8iRWeiXjcKj9kUz5Tebo4_k_FtY Life with Two Special Needs Children: Caleb Video EEG results & Med Change

Wednesday, July 22, 2009

Caleb Video EEG results & Med Change

Well, once again, it's been over a month since I've had time to sit down and write anything on this blog. Things have been very busy. The last time I had time to just sit and think and write was when Caleb was in the hospital having his Video EEG performed. Then I was so tired because there was no time for naps (they didn't want him to take naps and wanted him to stay up late so that he was good and tired most of the time so we could get accurate results.) When he got out of the hospital, it has been non-stop until now, July 22nd. (I had actually typed this up on July 4th while we were driving to Branson on vacation. But, as always, something comes up and delays me!)

When we arrived at the hospital for Caleb's Video EEG we were supposed to go straight to PICU to have Caleb sedated. We ended up not sedating him for a couple of reasons. The doctor that was going to do it really didn't want to do it, which was evident during our first initial meeting. While I was glad that she was being thorough, the way that she was going about it was very irritating. I had to explain Caleb's medical history to her over and over again. I had given the sedation nurse the information about Caleb's medical history when they had called a few days prior to admission, including all the information regarding the concerns the cardiologist had about the size of his heart and that he was cleared last year with no restrictions and only to return if he started having problems. Well, she needed the reports. I also told her that we had talked about putting him on Clonidine at one point and the cardiologist told us not to because of it being a cardiac medication. Evidently, the medication that she uses for sedation is not good if there is a cardiac problem. It took a while to get the results since the tests were not done at the hospital, but at the medical clinic that we go to.

By the time 11:00 rolled around they still hadn't done Caleb's I.V. and blood work that was needed to be done prior to the sedation. Finally, they came into do that and the EEG techs came in and explained how they would put the leads on Caleb's head. They related very well with Caleb and we all decided that we would let them try to get the leads on without sedation. I was so proud of Caleb. He listened to them and was easily distracted when they would use the air gun to dry the glue they put on the lead to his head. It took a little over an hour, but they got it done WITHOUT sedation!

Here is a picture of Caleb wearing his special hat!

By the time that they moved Caleb up to the Video EEG unit, I was tired and hungry. They brought Caleb some chicken fingers and I ran downstairs got some lunch. We then hunkered down for four days of constant monitoring. That first evening Caleb's neurologist came in and reviewed what was going on with his brain and also the lab work. We had not given Caleb his mood stabilizer, Depakote, since Sunday evening. Depakote is also an anti-seizure medication and the doctor didn't want us giving it to him while we were there so it wouldn't interfere with the test. It turns out that Caleb's ammonia level was more than double what it should have been, so the doctor discontinued the Depakote immediately.
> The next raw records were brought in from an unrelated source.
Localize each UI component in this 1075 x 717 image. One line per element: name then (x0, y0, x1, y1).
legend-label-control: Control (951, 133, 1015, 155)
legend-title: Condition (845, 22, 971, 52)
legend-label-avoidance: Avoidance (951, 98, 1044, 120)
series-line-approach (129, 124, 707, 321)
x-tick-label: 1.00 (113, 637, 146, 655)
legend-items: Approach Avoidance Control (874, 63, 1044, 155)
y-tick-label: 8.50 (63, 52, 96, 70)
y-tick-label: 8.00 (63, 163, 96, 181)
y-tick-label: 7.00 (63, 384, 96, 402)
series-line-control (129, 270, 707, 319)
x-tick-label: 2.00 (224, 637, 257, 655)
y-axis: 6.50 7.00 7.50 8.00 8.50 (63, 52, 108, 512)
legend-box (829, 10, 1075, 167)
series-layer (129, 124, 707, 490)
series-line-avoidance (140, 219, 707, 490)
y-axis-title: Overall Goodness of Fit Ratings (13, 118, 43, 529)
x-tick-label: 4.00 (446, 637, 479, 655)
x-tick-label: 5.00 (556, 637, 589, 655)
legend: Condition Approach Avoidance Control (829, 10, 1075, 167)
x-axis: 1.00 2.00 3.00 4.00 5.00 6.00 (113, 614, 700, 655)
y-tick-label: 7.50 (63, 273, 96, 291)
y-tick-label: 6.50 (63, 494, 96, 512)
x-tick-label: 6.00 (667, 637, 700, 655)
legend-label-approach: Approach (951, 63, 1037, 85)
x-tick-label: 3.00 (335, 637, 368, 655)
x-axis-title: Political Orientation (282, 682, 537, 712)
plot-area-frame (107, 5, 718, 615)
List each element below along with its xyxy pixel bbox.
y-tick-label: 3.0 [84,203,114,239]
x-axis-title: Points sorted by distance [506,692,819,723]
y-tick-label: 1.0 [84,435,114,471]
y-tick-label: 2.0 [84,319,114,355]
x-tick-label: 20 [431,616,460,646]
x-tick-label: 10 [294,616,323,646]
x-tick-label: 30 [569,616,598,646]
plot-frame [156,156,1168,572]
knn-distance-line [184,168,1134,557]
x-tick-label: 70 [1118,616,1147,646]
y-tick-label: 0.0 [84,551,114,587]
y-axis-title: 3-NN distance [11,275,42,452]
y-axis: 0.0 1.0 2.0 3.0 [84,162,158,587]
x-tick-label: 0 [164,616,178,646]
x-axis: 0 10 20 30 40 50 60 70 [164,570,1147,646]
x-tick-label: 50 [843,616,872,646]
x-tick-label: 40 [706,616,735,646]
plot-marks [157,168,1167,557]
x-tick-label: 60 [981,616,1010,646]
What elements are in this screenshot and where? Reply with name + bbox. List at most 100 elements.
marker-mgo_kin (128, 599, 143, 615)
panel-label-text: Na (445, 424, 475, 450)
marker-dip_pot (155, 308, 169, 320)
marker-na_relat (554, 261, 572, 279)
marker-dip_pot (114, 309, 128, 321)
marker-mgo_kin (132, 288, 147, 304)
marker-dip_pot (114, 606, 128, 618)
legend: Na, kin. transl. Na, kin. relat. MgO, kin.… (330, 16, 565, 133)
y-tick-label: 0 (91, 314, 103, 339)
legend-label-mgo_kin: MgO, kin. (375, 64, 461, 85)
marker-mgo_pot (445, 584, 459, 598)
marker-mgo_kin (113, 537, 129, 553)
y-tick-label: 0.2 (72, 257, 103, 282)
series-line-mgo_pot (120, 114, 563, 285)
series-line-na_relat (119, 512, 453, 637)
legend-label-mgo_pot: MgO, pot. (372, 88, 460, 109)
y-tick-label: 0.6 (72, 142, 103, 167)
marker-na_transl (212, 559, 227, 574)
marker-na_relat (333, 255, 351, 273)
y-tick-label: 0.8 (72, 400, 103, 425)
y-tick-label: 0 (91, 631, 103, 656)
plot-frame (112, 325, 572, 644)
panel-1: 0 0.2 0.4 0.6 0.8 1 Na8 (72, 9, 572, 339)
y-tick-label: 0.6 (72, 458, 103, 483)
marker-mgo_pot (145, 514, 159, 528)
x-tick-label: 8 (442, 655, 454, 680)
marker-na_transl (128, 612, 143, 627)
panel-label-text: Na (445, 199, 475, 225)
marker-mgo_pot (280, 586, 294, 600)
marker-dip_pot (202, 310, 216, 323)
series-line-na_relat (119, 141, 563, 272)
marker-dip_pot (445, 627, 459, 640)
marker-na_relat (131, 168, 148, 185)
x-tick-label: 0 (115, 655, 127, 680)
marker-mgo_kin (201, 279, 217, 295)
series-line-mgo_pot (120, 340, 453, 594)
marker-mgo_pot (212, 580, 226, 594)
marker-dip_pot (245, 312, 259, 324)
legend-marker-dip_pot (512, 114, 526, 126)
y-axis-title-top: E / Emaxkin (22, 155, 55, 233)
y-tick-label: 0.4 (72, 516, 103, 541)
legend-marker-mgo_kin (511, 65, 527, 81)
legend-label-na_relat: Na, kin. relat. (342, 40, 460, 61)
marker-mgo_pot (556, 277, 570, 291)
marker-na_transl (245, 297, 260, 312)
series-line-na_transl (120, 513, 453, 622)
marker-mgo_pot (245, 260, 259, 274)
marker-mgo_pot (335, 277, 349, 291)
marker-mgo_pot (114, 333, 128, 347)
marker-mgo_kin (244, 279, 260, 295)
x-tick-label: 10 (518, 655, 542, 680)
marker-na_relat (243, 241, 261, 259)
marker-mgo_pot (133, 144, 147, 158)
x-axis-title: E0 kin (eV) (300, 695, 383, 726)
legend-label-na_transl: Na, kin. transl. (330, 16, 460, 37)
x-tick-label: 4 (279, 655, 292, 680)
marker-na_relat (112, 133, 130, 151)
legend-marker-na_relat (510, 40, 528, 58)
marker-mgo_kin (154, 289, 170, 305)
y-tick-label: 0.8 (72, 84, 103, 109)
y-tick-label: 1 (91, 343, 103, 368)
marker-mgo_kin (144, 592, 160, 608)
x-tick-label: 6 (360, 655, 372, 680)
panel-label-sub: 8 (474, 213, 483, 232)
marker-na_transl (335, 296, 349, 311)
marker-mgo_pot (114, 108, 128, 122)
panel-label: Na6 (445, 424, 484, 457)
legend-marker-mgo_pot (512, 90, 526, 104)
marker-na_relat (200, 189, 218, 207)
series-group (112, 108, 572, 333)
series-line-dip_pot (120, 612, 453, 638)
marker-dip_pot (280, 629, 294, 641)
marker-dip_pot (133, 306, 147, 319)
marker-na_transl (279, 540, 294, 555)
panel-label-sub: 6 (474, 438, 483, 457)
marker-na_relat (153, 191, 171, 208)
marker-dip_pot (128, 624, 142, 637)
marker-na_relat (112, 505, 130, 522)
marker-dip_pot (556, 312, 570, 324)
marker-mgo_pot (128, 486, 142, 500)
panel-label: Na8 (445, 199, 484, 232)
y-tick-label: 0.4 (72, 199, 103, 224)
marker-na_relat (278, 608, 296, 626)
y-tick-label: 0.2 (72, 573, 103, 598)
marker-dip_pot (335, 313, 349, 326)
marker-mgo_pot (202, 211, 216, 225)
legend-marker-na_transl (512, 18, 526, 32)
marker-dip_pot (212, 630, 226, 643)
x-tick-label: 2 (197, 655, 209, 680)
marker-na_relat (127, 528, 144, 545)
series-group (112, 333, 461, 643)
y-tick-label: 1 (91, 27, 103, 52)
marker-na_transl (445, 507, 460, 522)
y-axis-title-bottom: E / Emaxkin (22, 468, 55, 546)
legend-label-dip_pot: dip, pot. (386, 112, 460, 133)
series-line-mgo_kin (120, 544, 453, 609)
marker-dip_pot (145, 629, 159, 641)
After spending four days and four nights having 24-hour monitoring of Caleb's brain activity, we were able to go home on Friday morning. It was a long week for me, but especially for Caleb. He wasn't allowed to leave the room. He watched more TV that week than I think he has watched in his entire life. Caleb's doctor came in Friday morning and gave us the official diagnosis – Complex Partial Seizures. It seems that Caleb's seizures are all in the right temporal lobe. Although he does not have the outward signs of seizures – jerking – he has been having multiple seizures multiple times a day. We left with prescriptions for three different medications, one on a daily basis and two on an as needed basis, in case Caleb starts having Grand Mal seizures that last for more than 30 seconds or two minutes.

Caleb was placed on Lamictal, which can also be used as a mood stabilizer as well. The only downside to Lamictal is that you have to titrate up on it very, very, VERY slowly. Based on the discharge summary that we received when we left the hospital, the final increase would not occur until August 18, 2009, the day after Caleb starts school and we started him on the medication on May 29th.

Since Caleb started the Lamictal we have seen a different child. There was about a week or so when Caleb would have difficulty processing things like what he would want to eat. He couldn't decide what he would want. We'd offer things that we know that he likes, but he didn't want any of them. One day we had an hour long meltdown because he couldn't decide want he wanted to eat. That has seemed to subside currently, but we have also seen a lot more compliance, especially when it comes to taking his medicine. He is offering to do chores, all by himself. If we ask him to do something, he replies that, “Sure, I can do that.” Watching how he is now compared to what we have been through with him since he was 15 months old, I just want to cry. We're seeing, what my wonderful friends in the CABF parents of young bipolar children have termed, “Sunshine,” which we have not seen in a long time!

When we went to Caleb's follow-up appointment, the doctor even commented that Caleb was calm.